= Çukurova State Symphony Orchestra =

Symphony orchestra in Adana, Turkey

The Çukurova State Symphony Orchestra (Çukurova Devlet Senfoni Orkestrası) is a symphony orchestra based in Adana, Turkey. It is affiliated with the Turkish Ministry of Culture and Tourism's General Directorate of Fine Arts. Founded officially in 1988, it was the fourth state symphony orchestra established in Turkey after the Presidential Symphony Orchestra, the Istanbul State Symphony Orchestra and the İzmir State Symphony Orchestra.

==History==

The orchestra was formally established in 1988, reportedly through the initiative of conductor Hikmet Şimşek, and began its first rehearsals in the final months of 1991 with a small ensemble of 17 musicians under the direction of Emin Güven Yaşlıçam. Its first concert was held on 5 January 1992, the anniversary of Adana's liberation from occupation, at the Adana Metropolitan Municipality Concert Hall. The orchestra subsequently expanded its personnel through auditions and continued its regular concerts with support from the Çukurova Philharmonic Association and guest musicians from other symphony orchestras, opera and ballet orchestras and state conservatories.

The orchestra's regular venue is the Adana Metropolitan Municipality Concert Hall in the Seyhan district of Adana. Alongside its symphonic concerts, the ensemble has presented educational and outreach concerts in schools, districts and villages, and has also given concerts for prison staff and inmates and for workers in cotton fields, as part of its aim to introduce polyphonic music outside conventional concert-hall settings.

The orchestra has undertaken tours and guest performances in Turkey and abroad, including concerts in Tarsus, İskenderun, Diyarbakır, Malatya, Trabzon, Mersin, Gaziantep, Antalya, Ankara, Istanbul, Elazığ, Cyprus, Syria, Germany, Azerbaijan and Japan. During a Japan tour, it recorded Tchaikovsky's Piano Concerto No. 1 and Symphony No. 5. Between 2000 and 2006 it gave regular concerts at the Aspendos ancient theatre in Antalya during May and September.

The orchestra has appeared at festivals including the Side International Music Festival, the Mersin International Music Festival, the Qabala International Music Festival in Azerbaijan, the Bellapais International Music Festival in Cyprus, the Bodrum D-Marin International Music Festival, the Adana Golden Boll Film Festival and the Adana International Orange Blossom Carnival. At the 13th Mersin International Music Festival in 2014, the orchestra opened the festival with British violinist Charlie Siem under conductor İbrahim Yazıcı.
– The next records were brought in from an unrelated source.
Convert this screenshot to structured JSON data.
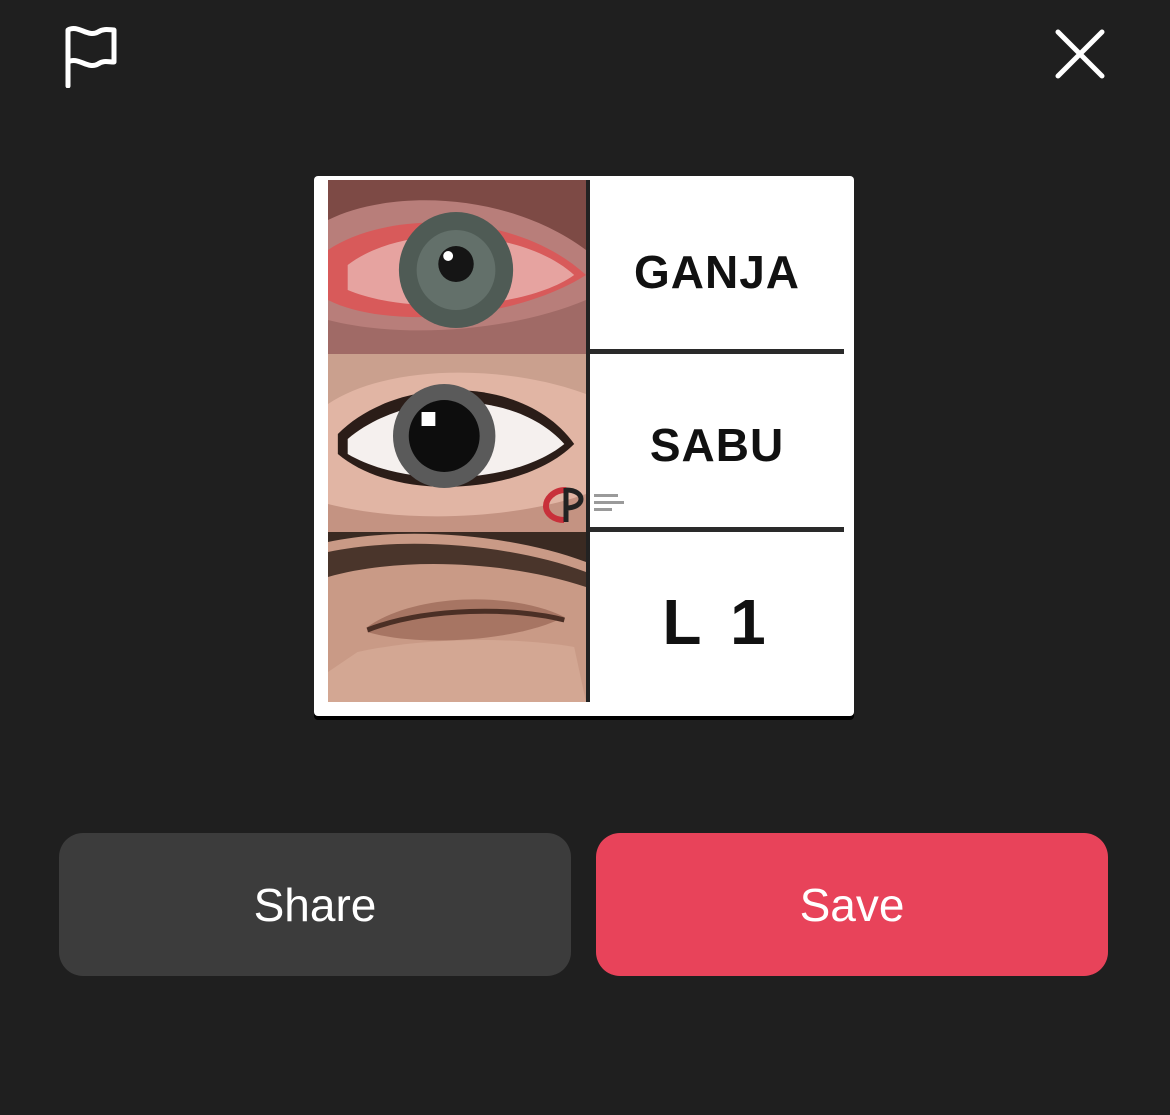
{
  "topbar": {
    "report_icon": "flag-icon",
    "close_icon": "close-icon"
  },
  "preview": {
    "rows": [
      {
        "label": "GANJA",
        "eye": "red-eye"
      },
      {
        "label": "SABU",
        "eye": "dilated-eye"
      },
      {
        "label": "L 1",
        "eye": "drowsy-eye"
      }
    ]
  },
  "actions": {
    "share_label": "Share",
    "save_label": "Save"
  },
  "colors": {
    "background": "#1f1f1f",
    "share_button": "#3c3c3c",
    "save_button": "#e8435a",
    "text": "#ffffff"
  }
}
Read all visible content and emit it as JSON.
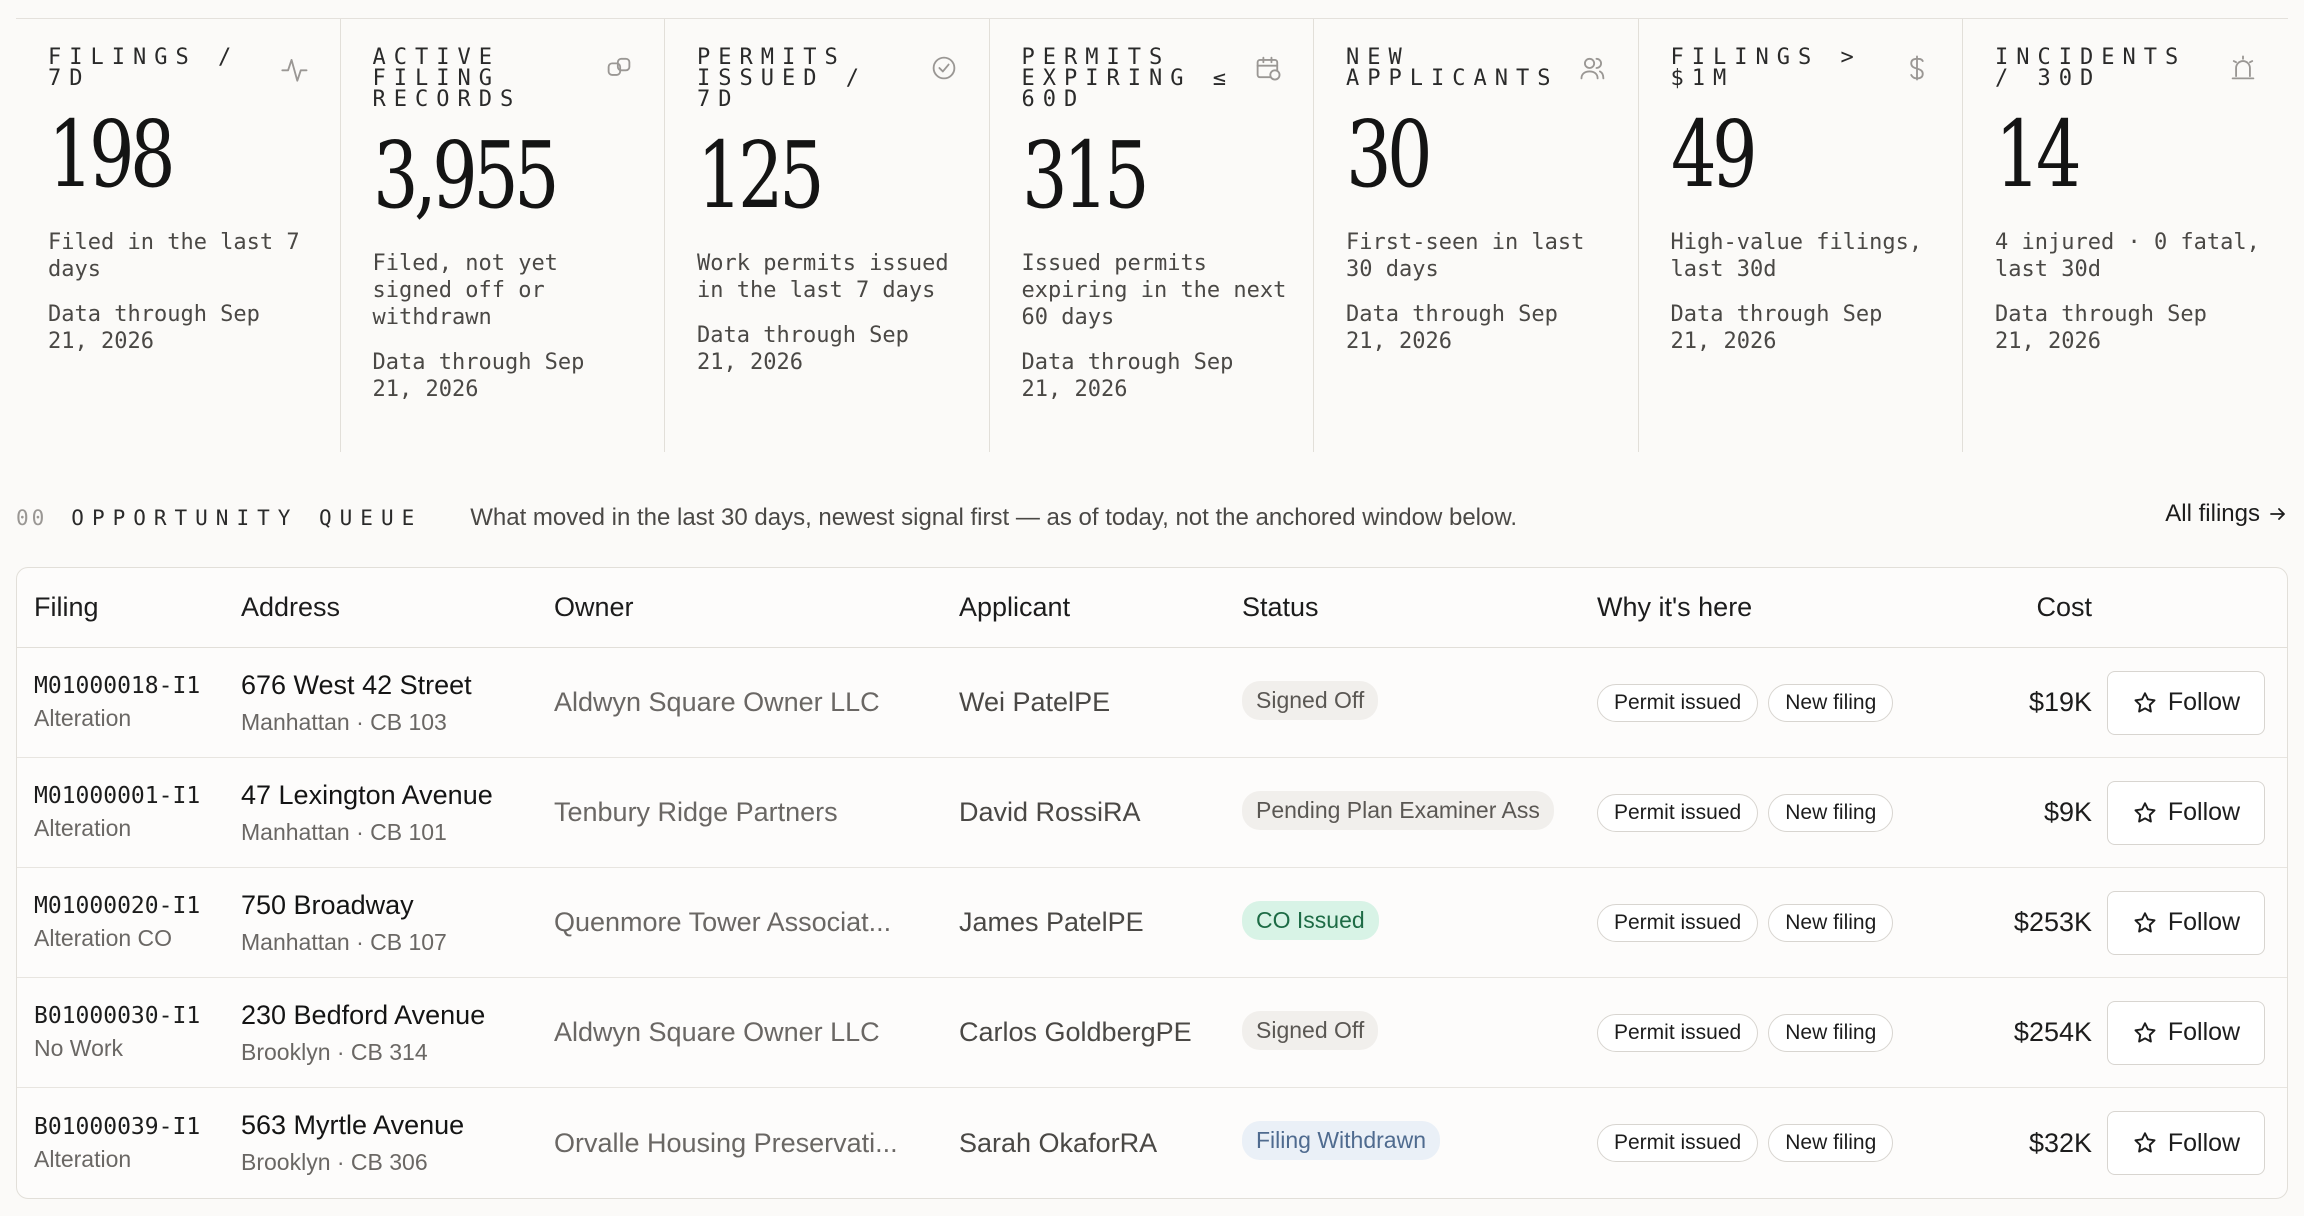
{
  "kpis": [
    {
      "label": "Filings / 7D",
      "icon": "activity-icon",
      "value": "198",
      "desc": "Filed in the last 7 days",
      "through": "Data through Sep 21, 2026"
    },
    {
      "label": "Active filing records",
      "icon": "link-icon",
      "value": "3,955",
      "desc": "Filed, not yet signed off or withdrawn",
      "through": "Data through Sep 21, 2026"
    },
    {
      "label": "Permits issued / 7D",
      "icon": "check-circle-icon",
      "value": "125",
      "desc": "Work permits issued in the last 7 days",
      "through": "Data through Sep 21, 2026"
    },
    {
      "label": "Permits expiring ≤ 60D",
      "icon": "calendar-clock-icon",
      "value": "315",
      "desc": "Issued permits expiring in the next 60 days",
      "through": "Data through Sep 21, 2026"
    },
    {
      "label": "New applicants",
      "icon": "users-icon",
      "value": "30",
      "desc": "First-seen in last 30 days",
      "through": "Data through Sep 21, 2026"
    },
    {
      "label": "Filings > $1M",
      "icon": "dollar-icon",
      "value": "49",
      "desc": "High-value filings, last 30d",
      "through": "Data through Sep 21, 2026"
    },
    {
      "label": "Incidents / 30D",
      "icon": "siren-icon",
      "value": "14",
      "desc": "4 injured · 0 fatal, last 30d",
      "through": "Data through Sep 21, 2026"
    }
  ],
  "queue": {
    "number": "00",
    "title": "OPPORTUNITY QUEUE",
    "subtitle": "What moved in the last 30 days, newest signal first — as of today, not the anchored window below.",
    "all_filings_label": "All filings"
  },
  "table": {
    "headers": {
      "filing": "Filing",
      "address": "Address",
      "owner": "Owner",
      "applicant": "Applicant",
      "status": "Status",
      "why": "Why it's here",
      "cost": "Cost"
    },
    "follow_label": "Follow",
    "rows": [
      {
        "id": "M01000018-I1",
        "type": "Alteration",
        "address": "676 West 42 Street",
        "area": "Manhattan · CB 103",
        "owner": "Aldwyn Square Owner LLC",
        "applicant": "Wei Patel",
        "role": "PE",
        "status": "Signed Off",
        "status_kind": "neutral",
        "tags": [
          "Permit issued",
          "New filing"
        ],
        "cost": "$19K"
      },
      {
        "id": "M01000001-I1",
        "type": "Alteration",
        "address": "47 Lexington Avenue",
        "area": "Manhattan · CB 101",
        "owner": "Tenbury Ridge Partners",
        "applicant": "David Rossi",
        "role": "RA",
        "status": "Pending Plan Examiner Ass",
        "status_kind": "neutral",
        "tags": [
          "Permit issued",
          "New filing"
        ],
        "cost": "$9K"
      },
      {
        "id": "M01000020-I1",
        "type": "Alteration CO",
        "address": "750 Broadway",
        "area": "Manhattan · CB 107",
        "owner": "Quenmore Tower Associat...",
        "applicant": "James Patel",
        "role": "PE",
        "status": "CO Issued",
        "status_kind": "co",
        "tags": [
          "Permit issued",
          "New filing"
        ],
        "cost": "$253K"
      },
      {
        "id": "B01000030-I1",
        "type": "No Work",
        "address": "230 Bedford Avenue",
        "area": "Brooklyn · CB 314",
        "owner": "Aldwyn Square Owner LLC",
        "applicant": "Carlos Goldberg",
        "role": "PE",
        "status": "Signed Off",
        "status_kind": "neutral",
        "tags": [
          "Permit issued",
          "New filing"
        ],
        "cost": "$254K"
      },
      {
        "id": "B01000039-I1",
        "type": "Alteration",
        "address": "563 Myrtle Avenue",
        "area": "Brooklyn · CB 306",
        "owner": "Orvalle Housing Preservati...",
        "applicant": "Sarah Okafor",
        "role": "RA",
        "status": "Filing Withdrawn",
        "status_kind": "withdrawn",
        "tags": [
          "Permit issued",
          "New filing"
        ],
        "cost": "$32K"
      }
    ]
  }
}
Several large-scale thematic projects have formed part of the orchestra's activity. The Harput Symphony, based on symphonic arrangements of folk songs from Elazığ and Harput, was first presented in Elazığ and later repeated in Ankara and Istanbul. The orchestra has also presented projects such as Senfoni ile İlahiler and Senfoni ile Türküler, and has performed at open-air historical sites, including a concert at Mount Nemrut despite difficult weather conditions. In 2015, its closing concert for the Adana International Orange Blossom Carnival was reported by the orchestra's official history to have reached an audience of approximately 100,000 people.

In 2018, the orchestra launched the Senfonik Saz Eserleri project with tambur virtuoso Murat Salim Tokaç, aiming to present traditional Turkish instrumental works in a symphonic context; the project was recorded on CD and presented in Adana and Istanbul. The orchestra also gives annual "Ancient Cities Concerts" in historical sites around Turkey under the title Senfoni ile Müziğimiz.
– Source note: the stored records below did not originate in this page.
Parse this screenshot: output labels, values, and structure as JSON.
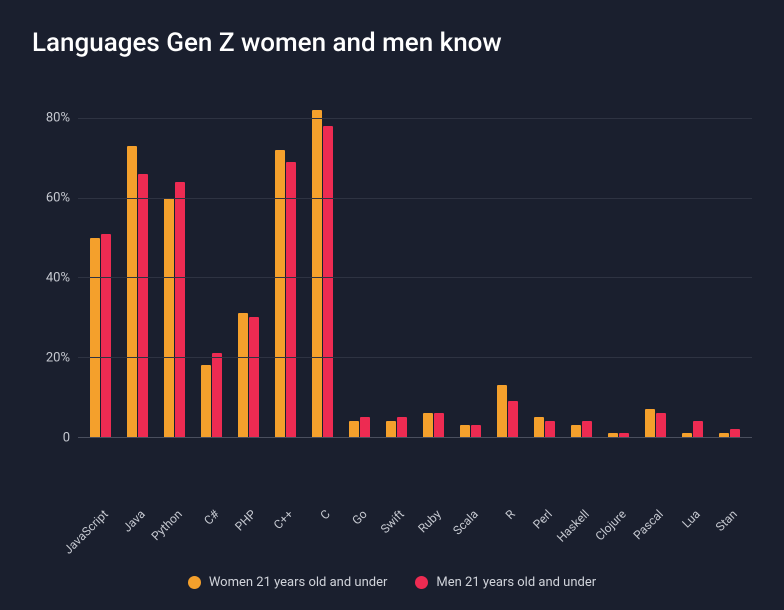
{
  "chart_data": {
    "type": "bar",
    "title": "Languages Gen Z women and men know",
    "xlabel": "",
    "ylabel": "",
    "ylim": [
      0,
      85
    ],
    "yticks": [
      0,
      20,
      40,
      60,
      80
    ],
    "ytick_labels": [
      "0",
      "20%",
      "40%",
      "60%",
      "80%"
    ],
    "categories": [
      "JavaScript",
      "Java",
      "Python",
      "C#",
      "PHP",
      "C++",
      "C",
      "Go",
      "Swift",
      "Ruby",
      "Scala",
      "R",
      "Perl",
      "Haskell",
      "Clojure",
      "Pascal",
      "Lua",
      "Stan"
    ],
    "series": [
      {
        "name": "Women 21 years old and under",
        "color": "#f4a02c",
        "values": [
          50,
          73,
          60,
          18,
          31,
          72,
          82,
          4,
          4,
          6,
          3,
          13,
          5,
          3,
          1,
          7,
          1,
          1
        ]
      },
      {
        "name": "Men 21 years old and under",
        "color": "#ed2b52",
        "values": [
          51,
          66,
          64,
          21,
          30,
          69,
          78,
          5,
          5,
          6,
          3,
          9,
          4,
          4,
          1,
          6,
          4,
          2
        ]
      }
    ]
  }
}
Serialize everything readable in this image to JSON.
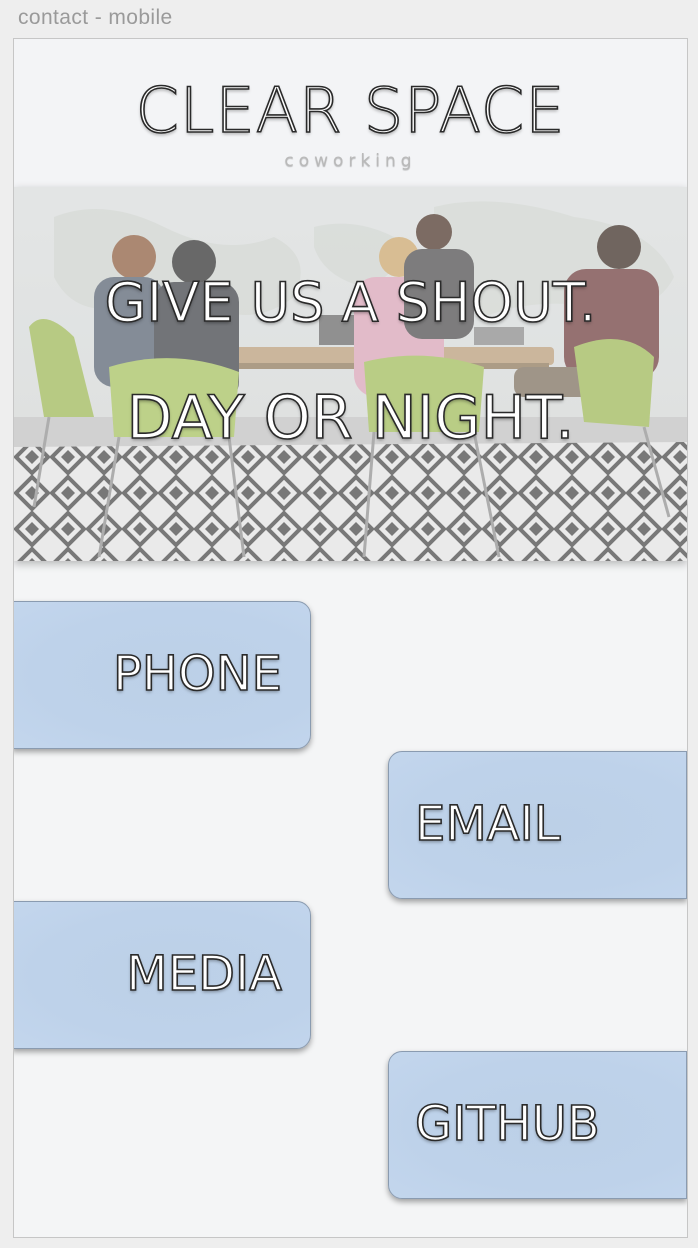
{
  "frame": {
    "label": "contact - mobile"
  },
  "header": {
    "brand_name": "CLEAR SPACE",
    "brand_sub": "coworking"
  },
  "hero": {
    "line1": "GIVE US A SHOUT.",
    "line2": "DAY OR NIGHT."
  },
  "contacts": [
    {
      "label": "PHONE"
    },
    {
      "label": "EMAIL"
    },
    {
      "label": "MEDIA"
    },
    {
      "label": "GITHUB"
    }
  ],
  "colors": {
    "button_fill": "#bed2ea",
    "button_border": "#8a9bb0",
    "background": "#f4f5f6",
    "text_outline": "#2a2a2a"
  }
}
==Guest artists and conductors==

The Çukurova State Symphony Orchestra has worked with Turkish and international conductors and soloists in its regular seasons, festivals and special projects. Guest artists and conductors associated with the orchestra have included İdil Biret, Gülsin Onay, Charlie Siem, Svetlin Roussev, Emil Tabakov, Rengim Gökmen, İbrahim Yazıcı, Murat Cem Orhan, Rumon Gamba, Nayden Todorov, Orhan Şallıel, Batuğhan Uzgören, Ferhat Can Büyük, Başar Can Kıvrak, Bülent Evcil, Çağatay Akyol, Murat Salim Tokaç, Tülay Uyar and Ayhan Uştuk.

In 2015, the orchestra commemorated the 70th anniversary of the death of Béla Bartók with a concert in Adana under İbrahim Yazıcı, with İdil Biret as soloist in Bartók's piano concerto.